Inside Story

  Land speculators and marketing experts, or con artists and fabulists, depending on your point of view, often pitched frontier Florida of the late 19th century as an individual’s gateway to wealth and happiness to northerners struggling to keep their farms going or longing for land of their own. But, when you came right down to it, how did you preserve food in the Florida heat in those pre-refrigeration days? Or, what could you eat until your crop came in? How much would it really cost, anyway?

  A cottage industry of providing pamphlets, guides and even books, like this one in the collection of the Library of Florida History, sprang up right along with the stores selling farm equipment and the developers selling farm land, swamp land and dreams.

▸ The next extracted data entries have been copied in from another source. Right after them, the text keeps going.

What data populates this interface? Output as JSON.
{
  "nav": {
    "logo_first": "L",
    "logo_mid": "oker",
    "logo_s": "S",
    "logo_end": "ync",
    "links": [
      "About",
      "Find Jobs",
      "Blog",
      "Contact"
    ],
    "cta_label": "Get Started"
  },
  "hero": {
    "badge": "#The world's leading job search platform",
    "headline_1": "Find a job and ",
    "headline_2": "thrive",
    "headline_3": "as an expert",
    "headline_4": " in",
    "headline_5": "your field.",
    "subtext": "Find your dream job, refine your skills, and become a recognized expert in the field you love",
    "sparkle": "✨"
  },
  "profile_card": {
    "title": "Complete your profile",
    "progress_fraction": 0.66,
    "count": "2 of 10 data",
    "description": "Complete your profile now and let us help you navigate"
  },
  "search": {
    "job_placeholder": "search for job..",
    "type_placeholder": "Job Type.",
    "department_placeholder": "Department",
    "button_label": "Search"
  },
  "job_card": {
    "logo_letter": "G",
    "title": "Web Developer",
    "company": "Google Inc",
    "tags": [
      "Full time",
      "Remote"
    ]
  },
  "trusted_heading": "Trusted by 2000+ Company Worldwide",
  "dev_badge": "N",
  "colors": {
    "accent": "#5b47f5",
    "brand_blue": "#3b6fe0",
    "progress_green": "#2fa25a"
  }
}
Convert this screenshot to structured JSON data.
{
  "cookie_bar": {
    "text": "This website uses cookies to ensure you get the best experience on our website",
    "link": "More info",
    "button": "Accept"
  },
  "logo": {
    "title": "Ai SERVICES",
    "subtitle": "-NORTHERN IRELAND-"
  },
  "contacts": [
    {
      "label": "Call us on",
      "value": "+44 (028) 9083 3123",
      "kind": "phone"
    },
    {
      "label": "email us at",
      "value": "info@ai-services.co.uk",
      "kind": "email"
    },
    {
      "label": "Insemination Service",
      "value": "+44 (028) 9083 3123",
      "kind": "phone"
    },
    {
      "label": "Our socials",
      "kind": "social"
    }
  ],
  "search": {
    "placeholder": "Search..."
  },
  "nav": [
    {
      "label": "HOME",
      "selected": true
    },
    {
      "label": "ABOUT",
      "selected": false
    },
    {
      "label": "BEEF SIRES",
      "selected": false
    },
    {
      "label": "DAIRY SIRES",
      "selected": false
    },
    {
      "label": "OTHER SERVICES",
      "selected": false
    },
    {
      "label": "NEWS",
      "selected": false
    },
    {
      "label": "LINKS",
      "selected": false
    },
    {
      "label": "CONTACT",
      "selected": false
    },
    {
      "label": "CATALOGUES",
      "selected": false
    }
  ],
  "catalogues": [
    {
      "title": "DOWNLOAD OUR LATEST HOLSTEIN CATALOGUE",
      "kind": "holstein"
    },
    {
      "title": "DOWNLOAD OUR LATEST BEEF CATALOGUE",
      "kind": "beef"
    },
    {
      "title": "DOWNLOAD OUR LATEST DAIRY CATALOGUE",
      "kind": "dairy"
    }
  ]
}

  This 1889 first edition of “Home Life in Florida” by Helen Gilbert Warner (1848-1933), writing under the name Helen Harcourt, was a clear-eyed account by a settler who had walked the walk, of what it took to survive in frontier Florida.  She and her family had settled south of Orlando a decade or two earlier, and she apparently kept copious notes on what they had learned, and what they wished they had known before coming to Florida.

  In addition to chapters chock full of specific information and tips for newcomers (and, incidentally a gold mine of information for anyone interested in what it took to survive in the good old days) she is quick to offer some advice for the ages. Basically, don’t believe everything the sales people tell you.